Styles change, different body types come into fashion. Body enhancements like tattoos, piercings, scarifications ... bulging biceps and plucked eyebrows describe our tribe. We are conscious of the overwhelming urgency to stay young. It is ironic, as this artist keenly demonstrates that smooth skin and seemingly toned muscles look artificial, and, in fact, unreal and not at all youthful,

This new kind of beauty is a collision of choices.

The most memorable presence and potentially iconic image is Dina with her pillowy lips and important breasts. Such emphatic signifiers of female sexuality are astonishing to behold, full of her outrage and outrageousness.
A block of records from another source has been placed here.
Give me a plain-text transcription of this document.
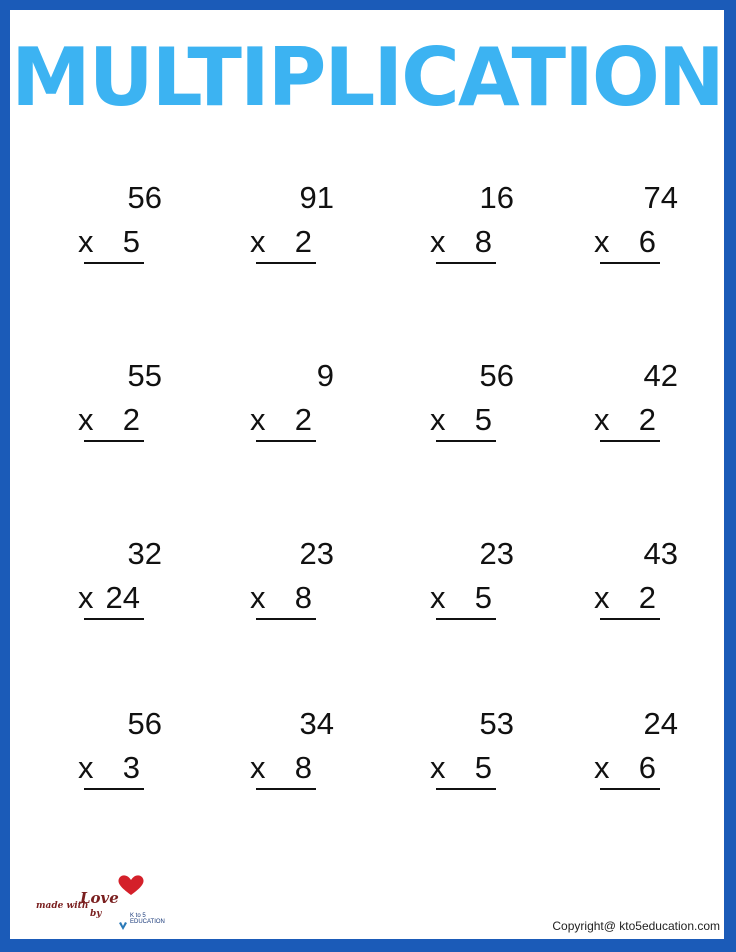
MULTIPLICATION
56
x 5
91
x 2
16
x 8
74
x 6
55
x 2
9
x 2
56
x 5
42
x 2
32
x 24
23
x 8
23
x 5
43
x 2
56
x 3
34
x 8
53
x 5
24
x 6
made with
Love
by	K to 5 EDUCATION	Copyright@ kto5education.com
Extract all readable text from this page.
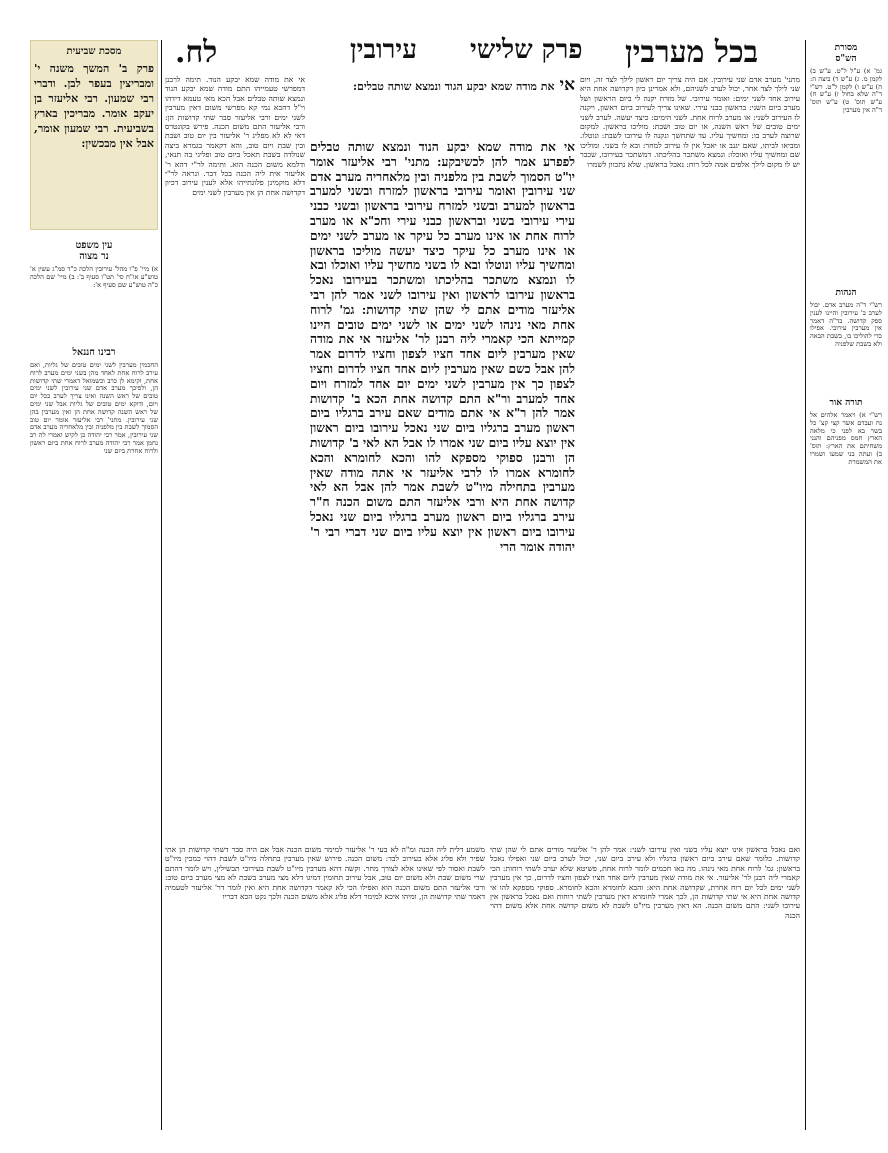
לח.	עירובין פרק שלישי בכל מערבין	מסורת
הש"ס
גמ' א) ע"ל ל"ט. ע"ש ב) לקמן מ. ג) ע"ש ד) ביצה ה: ה) ע"ש ו) לקמן ל"ט. רש"י ד"ה שלא בחול ז) ע"ש ח) ע"ש תוס' ט) ע"ש תוס' ד"ה אין מערבין
הגהות
רש"י ד"ה מערב אדם. יבול לערב ב' עירובין והיינו לענין ספק קדושה. בד"ה דאמר אין מערבין עירובי. אפילו כדי להוליכו בו, בשבת הבאה ולא בשבת שלפניה
תורה אור
רש"י א) ויאמר אלהים אל נח ועבדם אשר קצי קצ' כל בשר בא לפני כי מלאה הארץ חמס מפניהם והנני משחיתם את הארץ: תוס' ב) ועתה בני שמעו ושמרו את המשמרת
מסכת שביעית
פרק ב' המשך משנה י' ומבריצין בעפר לבן. ודברי רבי שמעון. רבי אליעזר בן יעקב אומר. מבריכין בארץ בשביעית. רבי שמעון אומר, אבל אין מבכשין:
עין משפט
נר מצוה
א) מיי' פ"ו מהל' עירובין הלכה כ"ד סמ"ג עשין א' טוש"ע או"ח סי' תט"ו סעיף ב': ב) מיי' שם הלכה כ"ה טוש"ע שם סעיף א':
רבינו חננאל
החכמין מערבין לשני ימים טובים של גליות, ואם עירב לרוח אחת לאחד מהן בשני ימים מערב לרוח אחת, וקימא לן כרב וכשמואל דאמרי שתי קדושות הן, ולפיכך מערב אדם שני עירובין לשני ימים טובים של ראש השנה ואינו צריך לערב בכל יום ויום, ודוקא ימים טובים של גליות אבל שני ימים של ראש השנה קדושה אחת הן ואין מערבין בהן שני עירובין. מתני' רבי אליעזר אומר יום טוב הסמוך לשבת בין מלפניה ובין מלאחריה מערב אדם שני עירובין, אמר רבי יהודה בן לקיש ואמרי לה רב נחמן אמר רבי יהודה מערב לרוח אחת ביום ראשון ולרוח אחרת ביום שני
אי את מודה שמא יבקע הנוד. תימה לרבנן דמפרשי טעמייהו התם מודה שמא יבקע הנוד ונמצא שותה טבלים אבל הכא מאי טעמא דידהו וי"ל דהכא נמי קא מפרשי משום דאין מערבין לשני ימים ורבי אליעזר סבר שתי קדושות הן: ורבי אליעזר התם משום הכנה. פירש בקונטרס דאי לא לא מפליג ר' אליעזר בין יום טוב ושבת ובין שבת ויום טוב, והא דקאמר בגמרא ביצה שנולדה בשבת תאכל ביום טוב ופליגי בה תנאי, ודלמא משום הכנה הוא. ותימה לר"י דהא ר' אליעזר אית ליה הכנה בכל דבר. ונראה לר"י דלא מוקמינן פלוגתייהו אלא לענין עירוב דכיון דקדושה אחת הן אין מערבין לשני ימים
מתני' מערב אדם שני עירובין. אם היה צריך יום ראשון לילך לצד זה, ויום שני לילך לצד אחר, יכול לערב לשניהם, ולא אמרינן כיון דקדושה אחת היא עירוב אחד לשני ימים: ואומר עירובי. של מזרח יקנה לי ביום הראשון ושל מערב ביום השני: בראשון כבני עירי. שאינו צריך לעירוב ביום ראשון, ויקנה לו העירוב לשני: או מערב לרוח אחת. לשני הימים: כיצד יעשה. לערב לשני ימים טובים של ראש השנה, או יום טוב ושבת: מוליכו בראשון. למקום שרוצה לערב בו: ומחשיך עליו. עד שתחשך ונקנה לו עירובו לשבת: ונוטלו. ומביאו לביתו, שאם יגנב או יאכל אין לו עירוב למחר: ובא לו בשני. ומוליכו שם ומחשיך עליו ואוכלו: ונמצא משתכר בהליכתו. דמשתכר בעירובו, שכבר יש לו מקום לילך אלפים אמה לכל רוח: נאכל בראשון. שלא נתכוון לשמרו
אי את מודה שמא יבקע הגוד ונמצא שותה טבלים:
אי את מודה שמא יבקע הנוד ונמצא שותה טבלים לפפרע אמר להן לכשיבקע: מתני' רבי אליעזר אומר יו"ט הסמוך לשבת בין מלפניה ובין מלאחריה מערב אדם שני עירובין ואומר עירובי בראשון למזרח ובשני למערב בראשון למערב ובשני למזרח עירובי בראשון ובשני כבני עירי עירובי בשני ובראשון כבני עירי וחכ"א או מערב לרוח אחת או אינו מערב כל עיקר או מערב לשני ימים או אינו מערב כל עיקר כיצד יעשה מוליכו בראשון ומחשיך עליו ונוטלו ובא לו בשני מחשיך עליו ואוכלו ובא לו ונמצא משתכר בהליכתו ומשתכר בעירובו נאכל בראשון עירובו לראשון ואין עירובו לשני אמר להן רבי אליעזר מודים אתם לי שהן שתי קדושות: גמ' לרוח אחת מאי נינהו לשני ימים או לשני ימים טובים היינו קמייתא הכי קאמרי ליה רבנן לר' אליעזר אי את מודה שאין מערבין ליום אחד חציו לצפון וחציו לדרום אמר להן אבל כשם שאין מערבין ליום אחד חציו לדרום וחציו לצפון כך אין מערבין לשני ימים יום אחד למזרח ויום אחד למערב ור"א התם קדושה אחת הכא ב' קדושות אמר להן ר"א אי אתם מודים שאם עירב ברגליו ביום ראשון מערב ברגליו ביום שני נאכל עירובו ביום ראשון אין יוצא עליו ביום שני אמרו לו אבל הא לאי ב' קדושות הן ורבנן ספוקי מספקא להו והכא לחומרא והכא לחומרא אמרו לו לרבי אליעזר אי אתה מודה שאין מערבין בתחילה מיו"ט לשבת אמר להן אבל הא לאי קדושה אחת היא ורבי אליעזר התם משום הכנה ח"ר עירב ברגליו ביום ראשון מערב ברגליו ביום שני נאכל עירובו ביום ראשון אין יוצא עליו ביום שני דברי רבי ר' יהודה אומר הרי
משמע דלית ליה הכנה ומ"ה לא בעי ר' אליעזר למימר משום הכנה אבל אם היה סבר דשתי קדושות הן אתי שפיר ולא פליג אלא בעירוב לבד: משום הכנה. פירוש שאין מערבין בתחלה מיו"ט לשבת דהוי כמכין מיו"ט לשבת ואסור לפי שאינו אלא לצורך מחר. וקשה דהא מערבין מיו"ט לשבת בעירובי תבשילין, ויש לומר דהתם שרי משום שבת ולא משום יום טוב, אבל עירוב תחומין דמיגו דלא מצי מערב בשבת לא מצי מערב ביום טוב: ורבי אליעזר התם משום הכנה הוא ואפילו הכי לא קאמר דקדושה אחת היא ואין לומר דר' אליעזר לטעמיה דאמר שתי קדושות הן, ומיהו איכא למימר דלא פליג אלא משום הכנה ולכך נקט הכא דבריו
ואם נאכל בראשון אינו יוצא עליו בשני ואין עירובו לשני: אמר להן ר' אליעזר מודים אתם לי שהן שתי קדושות. כלומר שאם עירב ביום ראשון ברגליו ולא עירב ביום שני, יכול לערב ביום שני ואפילו נאכל בראשון: גמ' לרוח אחת מאי נינהו. מה באו חכמים לומר לרוח אחת, פשיטא שלא יערב לשתי רוחות: הכי קאמרי ליה רבנן לר' אליעזר. אי את מודה שאין מערבין ליום אחד חציו לצפון וחציו לדרום, כך אין מערבין לשני ימים לכל יום רוח אחרת, שקדושה אחת היא: והכא לחומרא והכא לחומרא. ספוקי מספקא להו אי קדושה אחת היא אי שתי קדושות הן, לכך אמרי לחומרא דאין מערבין לשתי רוחות ואם נאכל בראשון אין עירובו לשני: התם משום הכנה. הא דאין מערבין מיו"ט לשבת לא משום קדושה אחת אלא משום דהוי הכנה
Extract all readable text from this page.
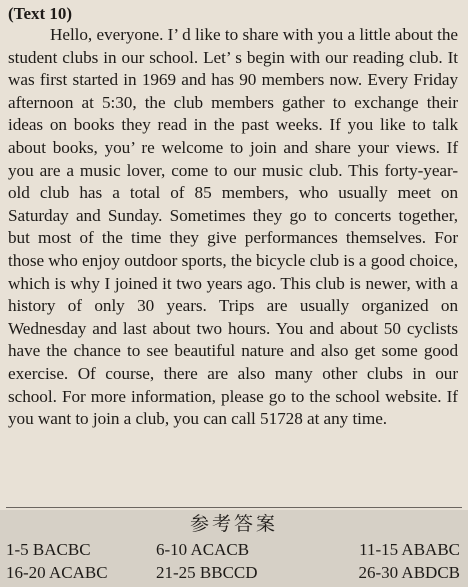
(Text 10)

Hello, everyone. I’ d like to share with you a little about the student clubs in our school. Let’ s begin with our reading club. It was first started in 1969 and has 90 members now. Every Friday afternoon at 5:30, the club members gather to exchange their ideas on books they read in the past weeks. If you like to talk about books, you’ re welcome to join and share your views. If you are a music lover, come to our music club. This forty-year-old club has a total of 85 members, who usually meet on Saturday and Sunday. Sometimes they go to concerts together, but most of the time they give performances themselves. For those who enjoy outdoor sports, the bicycle club is a good choice, which is why I joined it two years ago. This club is newer, with a history of only 30 years. Trips are usually organized on Wednesday and last about two hours. You and about 50 cyclists have the chance to see beautiful nature and also get some good exercise. Of course, there are also many other clubs in our school. For more information, please go to the school website. If you want to join a club, you can call 51728 at any time.

参考答案

1-5 BACBC	6-10 ACACB	11-15 ABABC
16-20 ACABC	21-25 BBCCD	26-30 ABDCB
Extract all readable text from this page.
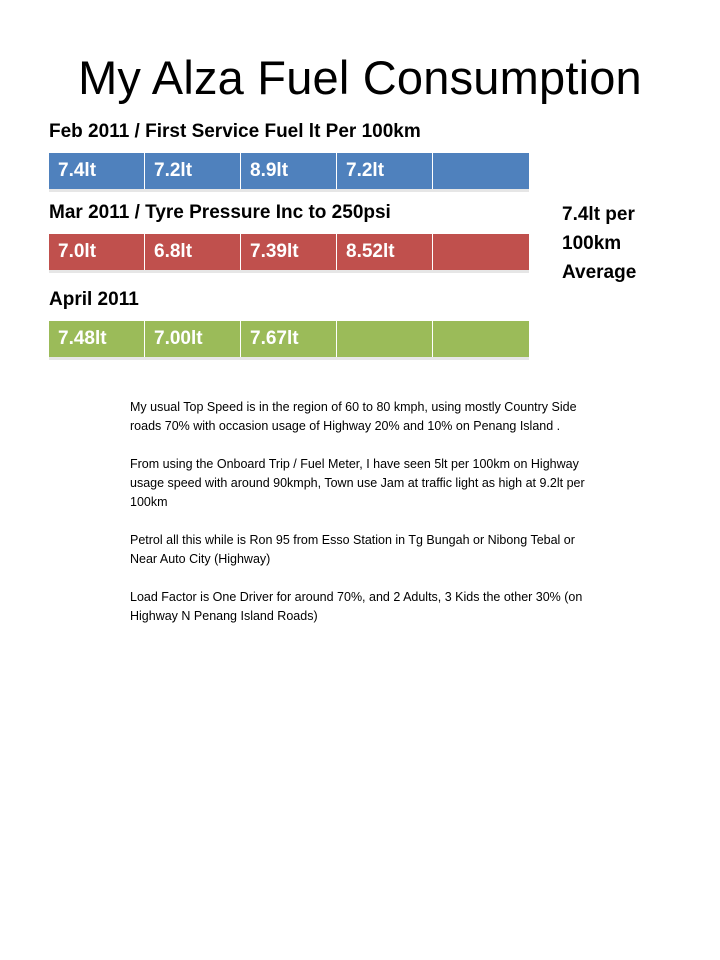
My Alza Fuel Consumption
Feb 2011 / First Service Fuel lt Per 100km
7.4lt	7.2lt	8.9lt	7.2lt
Mar 2011 / Tyre Pressure Inc to 250psi
7.0lt	6.8lt	7.39lt	8.52lt
April 2011
7.48lt	7.00lt	7.67lt
7.4lt per
100km
Average

My usual Top Speed is in the region of 60 to 80 kmph, using mostly Country Side roads 70% with occasion usage of Highway 20% and 10% on Penang Island .

From using the Onboard Trip / Fuel Meter, I have seen 5lt per 100km on Highway usage speed with around 90kmph, Town use Jam at traffic light as high at 9.2lt per 100km

Petrol all this while is Ron 95 from Esso Station in Tg Bungah or Nibong Tebal or Near Auto City (Highway)

Load Factor is One Driver for around 70%, and 2 Adults, 3 Kids the other 30% (on Highway N Penang Island Roads)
She, like most of the others, stares us down. The gaze has some diffidence or conventionally pleasant affect. There is no tease, no sense of sensuality. There is also no heat or coolness, no sadness, which might be expected, or happiness either. There is wistfulness, however, an enigmatic but lovely touch. Tiana is particularly poignant, albeit in an old fashioned way.

These portraits will find their own place into the history of Art, into that continuum, with these as the Venuses of Hottentot of today. These are a Cubing of Nature, the ultimate non-traditional Academy studies with some Caravaggio or Velasquez in there too.  

This is new, and, yes, kind of beautiful.

*1 From the artist’s introduction to “A New Kind of Beauty” (Dewi Lewis Publishing 2011). 

This writing has been adapted from an essay commissioned for “A New Kind of Beauty” (Dewi Lewis Publishing 2011) that included the suggestion that Hunt thinks Buck Angel is probably  important.